Какое-то время они лежали молча, потом Савельев сказал:
— Давай сегодня ночью я останусь здесь. Не пойду в гостиницу. Хочу спать и проснуться с тобой рядом. А потом принесу из магазина хлеб, молоко и яйца. В первый раз мы проснемся с тобой вместе. По-моему, мы с тобой слишком мало бываем вдвоем.
Ирина потянулась.
— Я все время думала, что жизнь ужасно длинная и поэтому не стоит быть все время вместе. Соскучишься.
Савельев невольно рассмеялся.
— В этом что-то есть, — сказал он. — Правда, мне еще не приходилось испытывать такое на практике. Моя прежняя жизнь могла оказаться слишком короткой. Вот в чем была опасность. Да и сейчас эта опасность существует.
Ирина озадаченно посмотрела на него.
— О какой опасности ты говоришь?
— Это скорее предчувствие опасности, какое-то смутное ощущение.
— Ты меня пугаешь. О чем ты думаешь?
— Я думаю, что ты очень красивая и никогда не бываешь одинокой.
— Я не люблю одиночества, — призналась она. — Когда рядом кто-то есть, тебе ничего больше не нужно. А когда нет, наступает одиночество. Кто же в силах его выносить? Ты можешь?
— Могу.
Ирина рассмеялась.
— Мужчины, возможно, умеют жить в одиночестве, женщины нет.
— Ты не можешь быть одна?
— Мне плохо, когда я одна. Я как плющ. Стоит мне остаться одной, и я начинаю стелиться по полу и вянуть.
— Тебе вянуть и грустить не стоит. Ты не одинока. Скоро твоя грусть уйдет на дно, а жизненный тонус поднимется вверх, словно вода в сосуде, куда бросили камень.

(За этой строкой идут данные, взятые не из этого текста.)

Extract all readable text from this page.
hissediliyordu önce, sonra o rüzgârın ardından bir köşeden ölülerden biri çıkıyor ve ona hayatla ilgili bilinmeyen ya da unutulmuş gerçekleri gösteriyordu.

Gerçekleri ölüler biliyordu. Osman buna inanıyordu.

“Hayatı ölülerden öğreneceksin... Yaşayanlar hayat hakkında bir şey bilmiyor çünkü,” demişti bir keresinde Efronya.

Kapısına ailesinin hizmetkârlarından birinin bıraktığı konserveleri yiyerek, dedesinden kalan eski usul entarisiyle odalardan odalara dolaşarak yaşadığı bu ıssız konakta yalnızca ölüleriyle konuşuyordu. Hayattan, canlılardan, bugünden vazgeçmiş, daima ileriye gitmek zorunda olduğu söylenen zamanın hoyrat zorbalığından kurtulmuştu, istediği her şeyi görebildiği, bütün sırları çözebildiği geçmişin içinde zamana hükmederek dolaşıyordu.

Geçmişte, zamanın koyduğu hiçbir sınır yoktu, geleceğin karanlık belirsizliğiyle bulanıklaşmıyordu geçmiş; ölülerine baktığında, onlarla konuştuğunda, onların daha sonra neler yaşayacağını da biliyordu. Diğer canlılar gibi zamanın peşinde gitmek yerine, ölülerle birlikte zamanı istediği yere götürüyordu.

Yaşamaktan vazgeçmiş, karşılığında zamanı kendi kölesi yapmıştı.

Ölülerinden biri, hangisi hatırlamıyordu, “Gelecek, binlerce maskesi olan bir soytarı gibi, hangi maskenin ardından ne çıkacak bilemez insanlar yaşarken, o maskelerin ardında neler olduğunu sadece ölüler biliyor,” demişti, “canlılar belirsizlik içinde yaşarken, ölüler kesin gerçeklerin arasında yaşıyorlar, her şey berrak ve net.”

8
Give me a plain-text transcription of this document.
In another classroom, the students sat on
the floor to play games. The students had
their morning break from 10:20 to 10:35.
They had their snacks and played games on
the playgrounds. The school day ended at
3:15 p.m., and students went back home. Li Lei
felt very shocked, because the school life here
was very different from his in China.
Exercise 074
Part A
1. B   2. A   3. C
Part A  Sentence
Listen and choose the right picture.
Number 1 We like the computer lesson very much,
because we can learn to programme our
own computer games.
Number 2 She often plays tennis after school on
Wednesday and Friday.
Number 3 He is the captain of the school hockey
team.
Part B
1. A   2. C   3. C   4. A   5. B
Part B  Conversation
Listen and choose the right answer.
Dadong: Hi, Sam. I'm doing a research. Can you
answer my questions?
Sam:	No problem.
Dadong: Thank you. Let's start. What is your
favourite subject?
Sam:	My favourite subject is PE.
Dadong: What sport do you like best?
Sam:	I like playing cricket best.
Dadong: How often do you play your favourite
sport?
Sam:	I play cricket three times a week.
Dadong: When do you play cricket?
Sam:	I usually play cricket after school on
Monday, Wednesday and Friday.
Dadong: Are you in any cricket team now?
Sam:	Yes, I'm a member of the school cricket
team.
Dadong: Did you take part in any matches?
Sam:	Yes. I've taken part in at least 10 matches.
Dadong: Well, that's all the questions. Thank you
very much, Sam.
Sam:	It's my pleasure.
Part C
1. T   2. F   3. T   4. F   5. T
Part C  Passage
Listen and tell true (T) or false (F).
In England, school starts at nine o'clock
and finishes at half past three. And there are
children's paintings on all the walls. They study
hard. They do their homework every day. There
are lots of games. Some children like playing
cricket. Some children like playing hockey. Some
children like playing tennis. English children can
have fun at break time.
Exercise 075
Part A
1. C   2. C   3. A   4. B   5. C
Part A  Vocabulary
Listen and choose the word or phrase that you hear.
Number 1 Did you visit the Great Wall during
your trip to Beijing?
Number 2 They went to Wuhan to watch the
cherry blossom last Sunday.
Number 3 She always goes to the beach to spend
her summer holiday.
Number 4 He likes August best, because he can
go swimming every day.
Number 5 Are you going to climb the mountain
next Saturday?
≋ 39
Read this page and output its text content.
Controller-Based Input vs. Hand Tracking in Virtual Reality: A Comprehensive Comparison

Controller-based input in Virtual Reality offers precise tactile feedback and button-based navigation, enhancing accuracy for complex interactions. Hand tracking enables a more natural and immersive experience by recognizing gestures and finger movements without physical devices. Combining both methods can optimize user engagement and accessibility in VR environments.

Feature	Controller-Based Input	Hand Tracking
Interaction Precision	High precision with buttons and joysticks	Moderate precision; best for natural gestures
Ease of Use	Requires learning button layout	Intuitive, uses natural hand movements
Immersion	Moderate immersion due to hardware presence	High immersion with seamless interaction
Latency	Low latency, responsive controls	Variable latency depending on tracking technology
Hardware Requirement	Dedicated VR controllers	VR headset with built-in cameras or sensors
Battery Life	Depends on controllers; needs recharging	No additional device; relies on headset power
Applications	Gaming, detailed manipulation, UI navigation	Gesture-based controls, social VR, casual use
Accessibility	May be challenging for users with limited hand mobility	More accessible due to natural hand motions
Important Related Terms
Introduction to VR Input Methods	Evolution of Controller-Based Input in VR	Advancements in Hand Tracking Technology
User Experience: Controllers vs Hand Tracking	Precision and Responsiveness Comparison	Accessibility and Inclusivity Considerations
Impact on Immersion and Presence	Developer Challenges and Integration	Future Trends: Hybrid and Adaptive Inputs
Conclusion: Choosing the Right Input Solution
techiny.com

Она озадаченно посмотрела на него.
— Ты серьезно так думаешь?
— Уверен.
Она лениво свернулась клубочком на одеяле, мурлыча, словно большая кошка.
— По-моему, нам надо кое-что отпраздновать.
— Что именно?
— То, что нам так хорошо вместе.
— Ты права.
Ирина прижалась к нему.
— Не покидай меня! Я не могу быть одна. Я не героиня. У меня не героический характер.
— Я встречал много женщин с героическим характером. Геройство заменяет многим дамам женскую привлекательность. А часто даже секс. От них тошнит. С тобой все по-иному. Тебя хорошо любить и так же хорошо быть с тобой потом. Вот как сейчас. Со многими женщинами это невозможно, да и не хочется. А с тобой неизвестно, что лучше; когда тебя любишь, кажется, что это вершина всего, а потом, когда отдыхаешь с тобой в постели, кажется, что полюбил тебя еще больше.
Наступила краткая пауза. Потом она сказала:
— Я хочу быть с тобою всегда, любимый, всегда. Я хочу провести жизнь с тобой, Володя.
Она наклонилась и легко поцеловала его. Он осторожно погладил ее по щеке.
— Люблю тебя, — тихо произнес он.
— Господи, и я тебя люблю.
— Если мы выберемся из этой истории живыми, выйдешь за меня замуж?
— Да. — Внезапно ее охватила дрожь. — Но, черт возьми, зачем ты сказал «если»?
— Забудь, что я это сказал.
Но она не могла забыть. Ее вдруг охватило предчувствие смерти, потрясшее ее и заставившее ощутить эфемерность жизни. Ведь что такое жизнь наша?